De tudo o que se foi: das malas ajeitadas, dos móveis vazios, da casa bagunçada, das caixas fechadas, das suas lágrimas, o que ficou em mim foi o abraço que te neguei quando me perguntou para onde iria todos os nossos sonhos. Confesso que tive medo de ali desmoronar todo o meu discurso pronto, todos os pensamentos formados e os novos planos concretados. Meu medo foi me deixar vencer pelo que era mais forte que eu e você: o nosso amor, que nasceu no meio de tanta dor e sobre ela se estabeleceu, e cresceu.

Você tem visitado meus sonhos, juro que sinto o toque da sua pele e o reflexo do sol de uma tarde que te cobre de luz. É sempre assim, eu lhe peço perdão no fim de todos eles, e tenho medo ao olhar nos seus olhos e ver ali no fundo o sofrimento que meu adeus lhe causou. Era isso que você via refletido nos meus? Como aguentou a dor por tantos anos? Talvez a sua forma sutil de me dizer eu te amo nos pequenos detalhes fossema sua forma de perdão que eu não tive força suficiente para ver. E hoje todo perdão que eu lhe sussurro é na forma de uma prece. Será que alguém lá em cima me ouve?

É difícil te sentir em um plano que não o alcanço, é difícil acordar com o peito apertado e as lágrimas nos olhos.

Há um mar de dores entre nós dois. Ah meu menino, nós nunca soubemos nadar, apenas lutávamos contra as marés, até eu soltar da sua mão e resolver nos afogar. 

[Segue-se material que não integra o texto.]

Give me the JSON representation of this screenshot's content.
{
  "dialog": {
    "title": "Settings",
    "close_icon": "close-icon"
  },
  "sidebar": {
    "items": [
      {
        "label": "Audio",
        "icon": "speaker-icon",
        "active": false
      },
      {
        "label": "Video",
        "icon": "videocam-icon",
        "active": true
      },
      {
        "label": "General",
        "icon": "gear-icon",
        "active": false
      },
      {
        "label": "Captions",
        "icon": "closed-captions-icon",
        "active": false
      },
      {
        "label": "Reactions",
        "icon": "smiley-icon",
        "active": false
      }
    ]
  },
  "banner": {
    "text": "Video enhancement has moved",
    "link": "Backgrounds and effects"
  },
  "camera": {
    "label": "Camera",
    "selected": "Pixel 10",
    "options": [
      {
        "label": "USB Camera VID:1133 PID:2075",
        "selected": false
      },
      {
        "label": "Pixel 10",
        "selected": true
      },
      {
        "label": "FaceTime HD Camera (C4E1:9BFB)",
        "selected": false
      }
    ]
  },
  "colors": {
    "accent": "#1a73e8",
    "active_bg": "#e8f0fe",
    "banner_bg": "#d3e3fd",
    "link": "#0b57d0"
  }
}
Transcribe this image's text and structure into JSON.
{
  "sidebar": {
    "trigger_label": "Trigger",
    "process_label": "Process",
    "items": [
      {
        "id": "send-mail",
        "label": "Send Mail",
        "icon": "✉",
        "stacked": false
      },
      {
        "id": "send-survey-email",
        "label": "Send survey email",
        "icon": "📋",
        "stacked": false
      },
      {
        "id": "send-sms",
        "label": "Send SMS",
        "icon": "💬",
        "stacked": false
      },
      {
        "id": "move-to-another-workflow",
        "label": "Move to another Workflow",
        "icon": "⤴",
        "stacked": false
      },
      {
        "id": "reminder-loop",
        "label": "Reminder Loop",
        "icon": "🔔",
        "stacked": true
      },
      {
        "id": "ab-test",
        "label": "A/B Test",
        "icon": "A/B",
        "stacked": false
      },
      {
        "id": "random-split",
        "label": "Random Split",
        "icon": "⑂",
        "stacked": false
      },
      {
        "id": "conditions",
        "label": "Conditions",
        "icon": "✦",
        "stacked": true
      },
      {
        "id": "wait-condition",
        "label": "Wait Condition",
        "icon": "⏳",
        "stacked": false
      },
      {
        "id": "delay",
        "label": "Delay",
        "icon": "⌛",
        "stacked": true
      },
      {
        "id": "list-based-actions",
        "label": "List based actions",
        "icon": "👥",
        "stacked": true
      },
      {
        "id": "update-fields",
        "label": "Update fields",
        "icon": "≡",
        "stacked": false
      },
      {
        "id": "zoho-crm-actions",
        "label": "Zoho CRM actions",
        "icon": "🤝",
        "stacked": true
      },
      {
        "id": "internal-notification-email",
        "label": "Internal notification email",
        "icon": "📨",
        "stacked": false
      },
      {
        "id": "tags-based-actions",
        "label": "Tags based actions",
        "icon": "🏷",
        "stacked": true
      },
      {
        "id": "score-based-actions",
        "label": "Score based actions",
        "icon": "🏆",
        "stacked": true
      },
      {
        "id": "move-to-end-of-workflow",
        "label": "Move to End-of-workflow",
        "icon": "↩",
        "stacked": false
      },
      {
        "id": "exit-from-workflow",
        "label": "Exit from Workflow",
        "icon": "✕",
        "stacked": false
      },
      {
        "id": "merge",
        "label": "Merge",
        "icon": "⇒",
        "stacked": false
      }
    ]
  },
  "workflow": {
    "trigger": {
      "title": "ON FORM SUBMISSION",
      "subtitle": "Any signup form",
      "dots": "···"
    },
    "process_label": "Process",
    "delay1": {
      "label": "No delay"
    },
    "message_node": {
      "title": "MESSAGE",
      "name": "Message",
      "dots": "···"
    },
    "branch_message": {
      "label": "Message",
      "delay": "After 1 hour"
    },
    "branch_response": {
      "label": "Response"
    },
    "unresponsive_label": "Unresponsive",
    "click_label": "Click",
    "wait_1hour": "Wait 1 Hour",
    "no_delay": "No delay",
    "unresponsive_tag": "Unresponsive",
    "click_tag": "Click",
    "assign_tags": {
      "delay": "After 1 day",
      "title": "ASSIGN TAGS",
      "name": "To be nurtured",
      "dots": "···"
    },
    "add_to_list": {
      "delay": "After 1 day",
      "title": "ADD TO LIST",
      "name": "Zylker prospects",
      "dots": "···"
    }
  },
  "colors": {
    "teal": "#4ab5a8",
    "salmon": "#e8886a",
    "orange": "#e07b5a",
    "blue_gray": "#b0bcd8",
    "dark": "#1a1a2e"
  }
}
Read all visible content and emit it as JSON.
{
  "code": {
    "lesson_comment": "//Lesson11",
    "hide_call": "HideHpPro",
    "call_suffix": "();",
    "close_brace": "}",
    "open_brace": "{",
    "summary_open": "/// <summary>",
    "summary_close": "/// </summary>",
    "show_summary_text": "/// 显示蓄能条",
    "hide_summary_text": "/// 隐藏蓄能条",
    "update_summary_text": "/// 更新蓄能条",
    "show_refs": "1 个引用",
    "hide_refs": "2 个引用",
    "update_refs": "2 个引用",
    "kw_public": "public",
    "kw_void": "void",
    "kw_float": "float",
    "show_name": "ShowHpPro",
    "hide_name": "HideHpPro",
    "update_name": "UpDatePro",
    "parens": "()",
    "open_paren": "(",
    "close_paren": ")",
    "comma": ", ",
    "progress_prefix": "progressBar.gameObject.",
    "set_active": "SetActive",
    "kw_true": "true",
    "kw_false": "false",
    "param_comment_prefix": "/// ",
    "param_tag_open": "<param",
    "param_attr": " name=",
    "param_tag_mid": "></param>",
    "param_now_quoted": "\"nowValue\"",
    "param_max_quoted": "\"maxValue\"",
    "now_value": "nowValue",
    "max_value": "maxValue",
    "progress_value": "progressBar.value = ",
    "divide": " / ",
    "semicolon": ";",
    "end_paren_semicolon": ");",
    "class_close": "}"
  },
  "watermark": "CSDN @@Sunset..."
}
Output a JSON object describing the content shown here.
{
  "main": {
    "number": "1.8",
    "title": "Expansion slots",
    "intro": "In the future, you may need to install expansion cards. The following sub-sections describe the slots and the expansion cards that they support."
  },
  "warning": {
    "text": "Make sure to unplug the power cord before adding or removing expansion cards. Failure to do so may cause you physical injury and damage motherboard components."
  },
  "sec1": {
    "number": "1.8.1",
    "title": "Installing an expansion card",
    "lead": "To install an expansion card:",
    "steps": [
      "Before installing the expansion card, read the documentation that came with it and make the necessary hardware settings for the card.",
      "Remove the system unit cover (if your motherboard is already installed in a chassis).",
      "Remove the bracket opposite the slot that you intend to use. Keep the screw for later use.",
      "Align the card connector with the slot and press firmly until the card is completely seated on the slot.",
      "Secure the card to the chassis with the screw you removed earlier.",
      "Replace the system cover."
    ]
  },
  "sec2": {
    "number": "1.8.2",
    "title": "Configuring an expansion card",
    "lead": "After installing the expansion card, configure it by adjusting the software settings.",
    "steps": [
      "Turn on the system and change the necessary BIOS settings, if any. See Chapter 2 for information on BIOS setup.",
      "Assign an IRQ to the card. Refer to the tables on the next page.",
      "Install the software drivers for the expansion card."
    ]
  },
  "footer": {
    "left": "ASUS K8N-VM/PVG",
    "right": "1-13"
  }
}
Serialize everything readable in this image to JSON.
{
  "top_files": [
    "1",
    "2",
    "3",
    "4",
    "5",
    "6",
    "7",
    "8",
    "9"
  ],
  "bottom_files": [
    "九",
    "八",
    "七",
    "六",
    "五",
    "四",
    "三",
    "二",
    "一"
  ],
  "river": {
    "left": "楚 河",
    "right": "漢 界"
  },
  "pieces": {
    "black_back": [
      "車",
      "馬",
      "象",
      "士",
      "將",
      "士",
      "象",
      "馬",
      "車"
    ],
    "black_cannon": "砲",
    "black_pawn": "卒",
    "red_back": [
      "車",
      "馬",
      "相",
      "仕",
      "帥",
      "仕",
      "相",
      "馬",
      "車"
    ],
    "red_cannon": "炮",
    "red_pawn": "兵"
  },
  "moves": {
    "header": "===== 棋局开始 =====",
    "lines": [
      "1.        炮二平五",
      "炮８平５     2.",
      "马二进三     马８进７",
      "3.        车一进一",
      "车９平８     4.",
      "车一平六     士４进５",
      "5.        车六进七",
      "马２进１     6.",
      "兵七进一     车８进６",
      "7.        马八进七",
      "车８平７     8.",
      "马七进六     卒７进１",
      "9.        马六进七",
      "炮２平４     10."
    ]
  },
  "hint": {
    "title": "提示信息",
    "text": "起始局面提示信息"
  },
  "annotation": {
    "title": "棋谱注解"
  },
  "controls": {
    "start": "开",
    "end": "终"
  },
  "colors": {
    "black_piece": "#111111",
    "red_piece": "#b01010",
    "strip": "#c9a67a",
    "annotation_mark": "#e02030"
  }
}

Tudo tem seu preço, e eu pago o meu, que não é barato. Troquei amor por sonhos, só que amor fica... ele só vai embora quando quer, é um bicho preguiçoso que entra e não sai mais.

Obrigada meu menino, por todo amor que me deu a oportunidade de sentir. Do outro lado da mesa, no lado oposto da rua de onde você não me vê, em minhas orações, em todos os meus pensamentos, eu estou torcendo por suas vitórias, desejando a você um novo amor, novos sorrisos. Porque amar, é assim, a gente sempre vai querer a felicidade do outro acima das nossas. E bastará um sorriso teu, mesmo que em outra direção, para que o meu coração se aqueça de paz.

Com amor,

Pessoa.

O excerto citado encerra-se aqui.